Jobless rate at 9.7 percent; 216K jobs lost in August

  • By Christopher S. Rugaber Associated Press
  • Friday, September 4, 2009 8:58am
  • Business

WASHINGTON — The unemployment rate jumped almost half a point to 9.7 percent in August, the highest since 1983, reflecting a poor job market that will make it hard for the economy to begin a sustained recovery.

While the jobless rate rose more than expected, the economy shed a net total of 216,000 jobs, less than July’s revised 276,000 and the fewest monthly losses in a year, according to Labor Department data released today. Economists had expected the unemployment rate to rise to 9.5 percent from July’s 9.4 percent and job reductions to total 225,000.

By contrast, in a healthy economy, employers need to add a net total of around 125,000 jobs a month just to keep the unemployment rate stable.

“It’s good to see the rate of job losses slow down,” said Nigel Gault, chief U.S. economist at IHS Global Insight. But “we’re still on track here to hit 10 percent (unemployment) before we’re done.”

The rise in the jobless rate was partly due to the government finding that the number of unemployed Americans jumped by nearly a 500,000 to 14.9 million. Those figures are from a different survey than the report on total job cuts.

As long as Americans remain anxious about their jobs, consumer spending isn’t expected to rise enough to power a rebound from the recession.

“There isn’t the underlying fuel there for strong consumer spending growth,” Gault said.

Analysts expect businesses will be reluctant to hire until they are convinced the economy is on a firm path to recovery.
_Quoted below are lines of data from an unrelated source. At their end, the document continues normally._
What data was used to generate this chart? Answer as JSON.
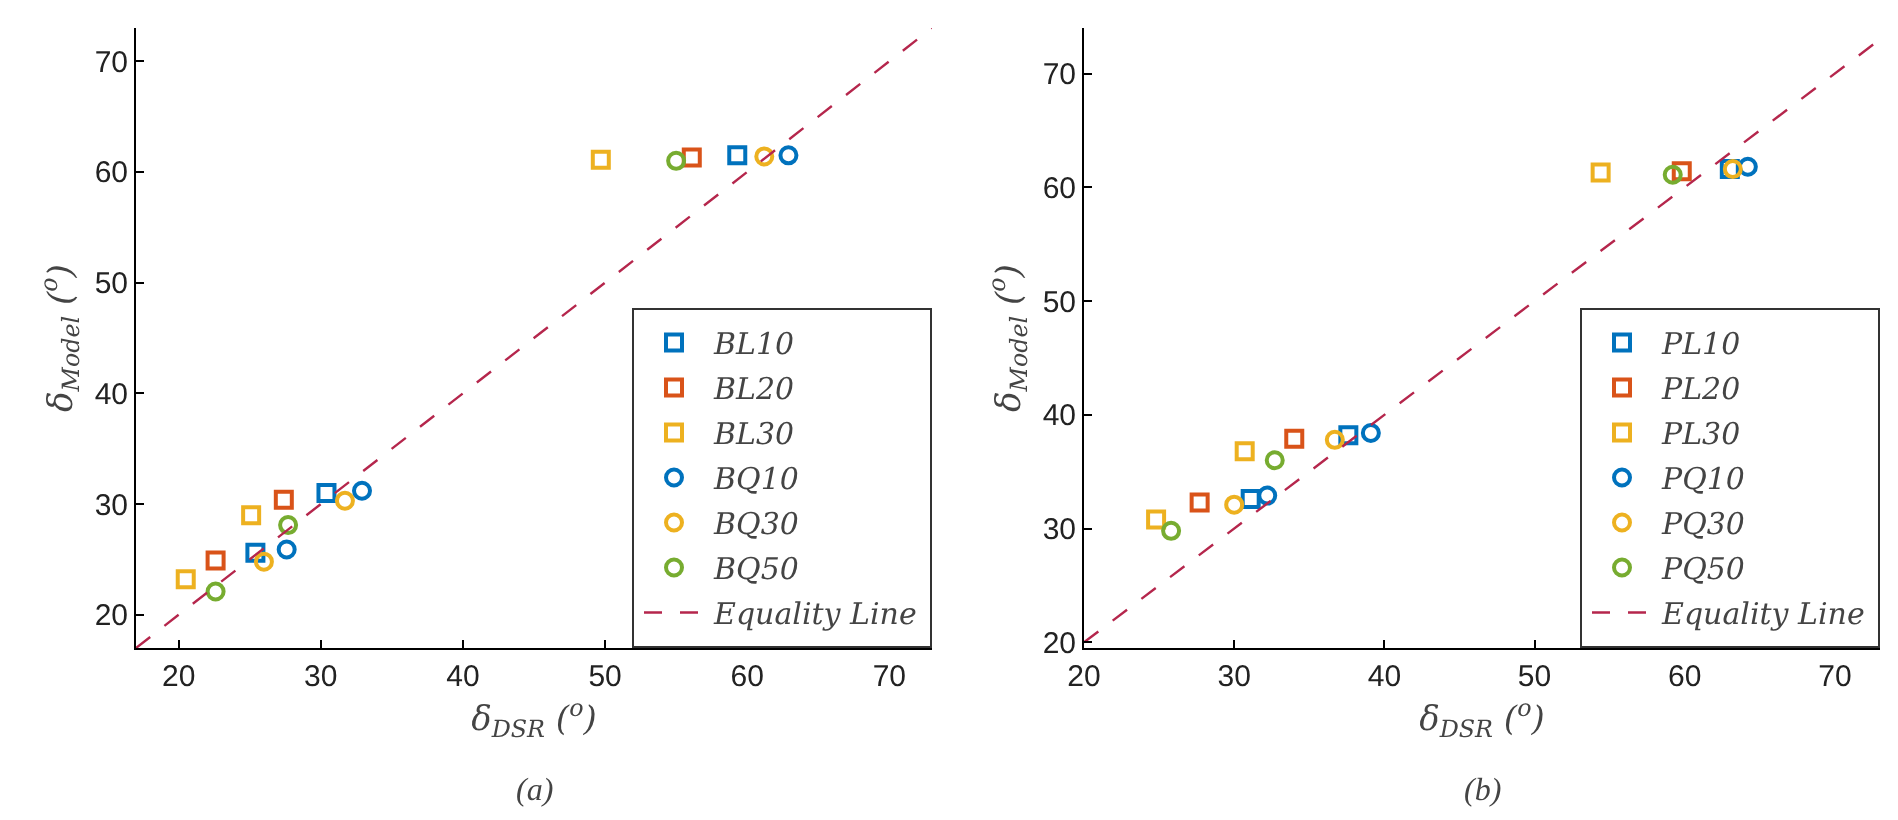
{
  "chart_data": [
    {
      "type": "scatter",
      "xlabel": "δ$_{DSR}$ ($^{o}$)",
      "ylabel": "δ$_{Model}$ ($^{o}$)",
      "annotations": [
        "(a)"
      ],
      "xlim": [
        17,
        73
      ],
      "ylim": [
        17,
        73
      ],
      "xticks": [
        20,
        30,
        40,
        50,
        60,
        70
      ],
      "yticks": [
        20,
        30,
        40,
        50,
        60,
        70
      ],
      "grid": false,
      "legend": "bottom right",
      "series": [
        {
          "name": "BL10",
          "color": "#0072bd",
          "marker": "square",
          "x": [
            25.4,
            30.4,
            59.3
          ],
          "values": [
            25.6,
            31.0,
            61.5
          ]
        },
        {
          "name": "BL20",
          "color": "#d95319",
          "marker": "square",
          "x": [
            22.6,
            27.4,
            56.1
          ],
          "values": [
            24.9,
            30.4,
            61.3
          ]
        },
        {
          "name": "BL30",
          "color": "#edb120",
          "marker": "square",
          "x": [
            20.5,
            25.1,
            49.7
          ],
          "values": [
            23.2,
            29.0,
            61.1
          ]
        },
        {
          "name": "BQ10",
          "color": "#0072bd",
          "marker": "circle",
          "x": [
            27.6,
            32.9,
            62.9
          ],
          "values": [
            25.9,
            31.2,
            61.5
          ]
        },
        {
          "name": "BQ30",
          "color": "#edb120",
          "marker": "circle",
          "x": [
            26.0,
            31.7,
            61.2
          ],
          "values": [
            24.8,
            30.3,
            61.4
          ]
        },
        {
          "name": "BQ50",
          "color": "#77ac30",
          "marker": "circle",
          "x": [
            22.6,
            27.7,
            55.0
          ],
          "values": [
            22.1,
            28.1,
            61.0
          ]
        },
        {
          "name": "Equality Line",
          "type": "line",
          "color": "#b5264c",
          "marker": "none",
          "line_style": "dashed",
          "x": [
            17,
            73
          ],
          "values": [
            17,
            73
          ]
        }
      ]
    },
    {
      "type": "scatter",
      "xlabel": "δ$_{DSR}$ ($^{o}$)",
      "ylabel": "δ$_{Model}$ ($^{o}$)",
      "annotations": [
        "(b)"
      ],
      "xlim": [
        20,
        73
      ],
      "ylim": [
        19.5,
        74
      ],
      "xticks": [
        20,
        30,
        40,
        50,
        60,
        70
      ],
      "yticks": [
        20,
        30,
        40,
        50,
        60,
        70
      ],
      "grid": false,
      "legend": "bottom right",
      "series": [
        {
          "name": "PL10",
          "color": "#0072bd",
          "marker": "square",
          "x": [
            31.1,
            37.6,
            63.0
          ],
          "values": [
            32.6,
            38.2,
            61.6
          ]
        },
        {
          "name": "PL20",
          "color": "#d95319",
          "marker": "square",
          "x": [
            27.7,
            34.0,
            59.8
          ],
          "values": [
            32.3,
            37.9,
            61.4
          ]
        },
        {
          "name": "PL30",
          "color": "#edb120",
          "marker": "square",
          "x": [
            24.8,
            30.7,
            54.4
          ],
          "values": [
            30.8,
            36.8,
            61.3
          ]
        },
        {
          "name": "PQ10",
          "color": "#0072bd",
          "marker": "circle",
          "x": [
            32.2,
            39.1,
            64.2
          ],
          "values": [
            32.9,
            38.4,
            61.8
          ]
        },
        {
          "name": "PQ30",
          "color": "#edb120",
          "marker": "circle",
          "x": [
            30.0,
            36.7,
            63.2
          ],
          "values": [
            32.1,
            37.8,
            61.6
          ]
        },
        {
          "name": "PQ50",
          "color": "#77ac30",
          "marker": "circle",
          "x": [
            25.8,
            32.7,
            59.2
          ],
          "values": [
            29.8,
            36.0,
            61.1
          ]
        },
        {
          "name": "Equality Line",
          "type": "line",
          "color": "#b5264c",
          "marker": "none",
          "line_style": "dashed",
          "x": [
            20,
            73
          ],
          "values": [
            20,
            73
          ]
        }
      ]
    }
  ]
}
Many private economists, and the Federal Reserve, expect the unemployment rate to top 10 percent by the end of this year.
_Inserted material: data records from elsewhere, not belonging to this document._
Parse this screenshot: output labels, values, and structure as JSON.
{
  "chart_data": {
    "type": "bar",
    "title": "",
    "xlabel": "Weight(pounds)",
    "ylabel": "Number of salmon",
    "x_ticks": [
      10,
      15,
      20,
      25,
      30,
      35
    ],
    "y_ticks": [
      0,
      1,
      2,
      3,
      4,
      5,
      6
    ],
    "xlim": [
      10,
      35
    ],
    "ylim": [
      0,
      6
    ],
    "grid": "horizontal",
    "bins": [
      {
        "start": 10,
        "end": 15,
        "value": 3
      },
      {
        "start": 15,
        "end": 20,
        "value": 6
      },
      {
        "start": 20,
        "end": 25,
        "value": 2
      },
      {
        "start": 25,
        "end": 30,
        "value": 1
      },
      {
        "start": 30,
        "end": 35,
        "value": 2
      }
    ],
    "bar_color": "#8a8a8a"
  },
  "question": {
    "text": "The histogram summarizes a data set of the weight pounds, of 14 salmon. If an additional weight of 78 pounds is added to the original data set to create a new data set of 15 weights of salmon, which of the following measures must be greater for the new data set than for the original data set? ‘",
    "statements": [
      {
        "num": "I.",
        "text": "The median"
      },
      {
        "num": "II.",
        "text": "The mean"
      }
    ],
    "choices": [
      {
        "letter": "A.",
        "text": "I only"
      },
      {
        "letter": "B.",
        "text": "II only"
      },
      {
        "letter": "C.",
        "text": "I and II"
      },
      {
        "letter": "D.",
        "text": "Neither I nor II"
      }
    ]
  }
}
If laid-off workers who have settled for part-time work or have given up looking for new jobs are included, the so-called underemployment rate reached 16.8 percent, the highest on records dating from 1994. That rate rose because the number of workers settling for part-time hours, either because their employer cut their work week or because that’s all they could find, increased by about 300,000.

But earnings rose and the number of hours worked stayed above a recent record-low. Average hourly wages increased to $18.65 from $18.59, the department reported. Average weekly earnings increased to $617.32.

The number of weekly hours worked remained at 33.1, above the low of 33 reached in June. That figure is important because economists expect companies will add more hours for current workers before they hire new ones.

The recession has eliminated a net total of 6.9 million jobs since it began in December 2007. Job cuts last month remained widespread across many sectors.

The construction industry lost 65,00 jobs. Factories cut 63,000, while retailers pared 9,600 positions. The financial sector eliminated 28,000 jobs, while professional and business services dropped 22,000. Even the government lost 18,000 jobs, as the U.S. Postal Service cut 8,500 positions.

Health care and educational services was the only bright spot, adding 52,000 jobs.

And the pace of layoffs is slowing. Job losses averaged 691,000 in the first quarter and fell to an average of 428,000 in the April-June period.

Other economic data released this week has been positive. The Institute for Supply Management, a trade group, said Tuesday that the manufacturing sector grew in August for the first time in 19 months. On Thursday, the ISM said its service sector index rose to 48.4 last month, the highest level in nearly a year. Home sales, meanwhile, have increased for several months and prices are stabilizing.

Federal Reserve policymakers said in minutes from an August meeting that they expect the economy to recover in the second half of this year. But labor market conditions are still “poor,” the Fed minutes released Wednesday said, and many companies are likely to be “cautious in hiring” even as the economy picks up.

Some economists credit the Obama administration’s $787 billion economic stimulus package of tax cuts and spending increases, along with the Cash for Clunkers program, with contributing to a recovery. But they worry about what will happen when the impact of the stimulus efforts fades next year.

Vice President Joe Biden defended the stimulus package Thursday against Republican critics who say it is too costly.

“The recovery act has played a significant role in changing the trajectory of our economy, and changing the conversation in this country,” Biden said. “Instead of talking about the beginning of a depression, we are talking about the end of a recession.”

Republicans criticized Biden’s speech. “The Democrats’ rhetoric on their economic experiment doesn’t match with the reality of millions of Americans remaining unemployed,” said Republican Party chief Michael Steele. “The stimulus was an economic experiment that failed Americans.”

More job cuts were announced this week. Washington-based manufacturer Danaher Corp. said it will lay off about 3,300 of its roughly 50,000 employees, an increase from the 1,700 cuts it announced in the spring. American Airlines said it is cutting 921 flight attendant jobs as it deals with an ongoing downturn in traffic and lower revenue.